In his scholarship, Hess explores metropolitan form and urban planning practice and policy, sometimes interactively and sometimes separately, but always as a means to improve city functions and urban life.
His research contributes to discussions that seek to re-evaluate relationships between transport and land use to address various pressing societal concerns, including pollution, congestion, and metropolitan sprawl. He accomplishes this by focusing his intellectual inquiry on connections between transportation and land use planning and resulting impacts on health, environment, and social aspects of community. Through spatial analysis of urban phenomenon, he examines connections between urban public policy, population groups, and built environments with a focus on equity in access to transportation, housing and essential services.
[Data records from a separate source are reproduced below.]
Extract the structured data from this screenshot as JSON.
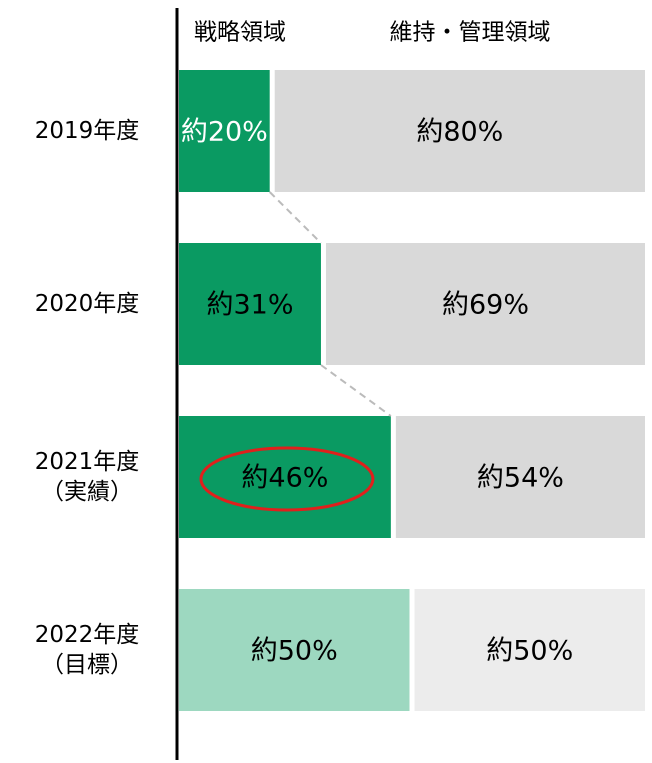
{
  "chart_data": {
    "type": "bar",
    "orientation": "horizontal",
    "stacked": true,
    "categories": [
      "2019年度",
      "2020年度",
      "2021年度\n（実績）",
      "2022年度\n（目標）"
    ],
    "series": [
      {
        "name": "戦略領域",
        "color": "#0a9a62",
        "colors": [
          "#0a9a62",
          "#0a9a62",
          "#0a9a62",
          "#9dd8c0"
        ],
        "label_colors": [
          "#ffffff",
          "#000000",
          "#000000",
          "#000000"
        ],
        "values": [
          20,
          31,
          46,
          50
        ],
        "value_labels": [
          "約20%",
          "約31%",
          "約46%",
          "約50%"
        ]
      },
      {
        "name": "維持・管理領域",
        "color": "#d9d9d9",
        "colors": [
          "#d9d9d9",
          "#d9d9d9",
          "#d9d9d9",
          "#ececec"
        ],
        "label_colors": [
          "#000000",
          "#000000",
          "#000000",
          "#000000"
        ],
        "values": [
          80,
          69,
          54,
          50
        ],
        "value_labels": [
          "約80%",
          "約69%",
          "約54%",
          "約50%"
        ]
      }
    ],
    "xlim": [
      0,
      100
    ]
  }
}
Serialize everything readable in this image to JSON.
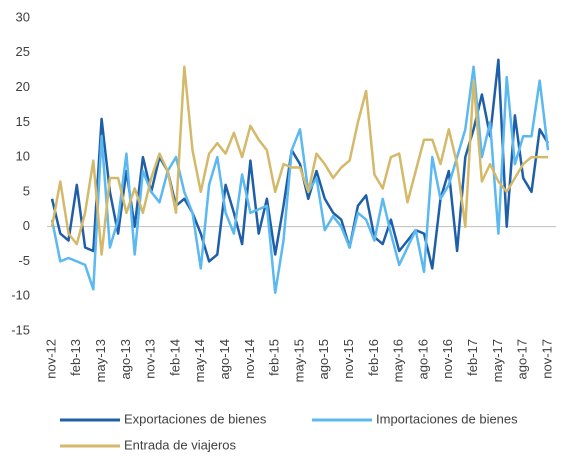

Hess’s research spans urban planning history and post-socialist urban space, which he has developed in Estonia and the Baltic States as a Fulbright Scholar in 2011 and in 2016-2017 as a Marie Skłodowska-Curie Fellow at the Centre for Urban and Migration Studies at the University of Tartu, Estonia. During his time there he researched how the legacy of town planning and the wide-ranging effects of various occupations affect local and national planning systems and planning practice. Additionally he has sought to understand housing systems and historical and current population dynamics to explore the effects of inherited segmentation from Soviet times.
He is the author of countless peer-reviewed articles and co-editor of Springer: Housing Estates in Europe: Poverty, Ethnic Segregation and Policy Challenges (Springer, 2018). He is also co-editor of the journal Town Planning Review (Liverpool University Press).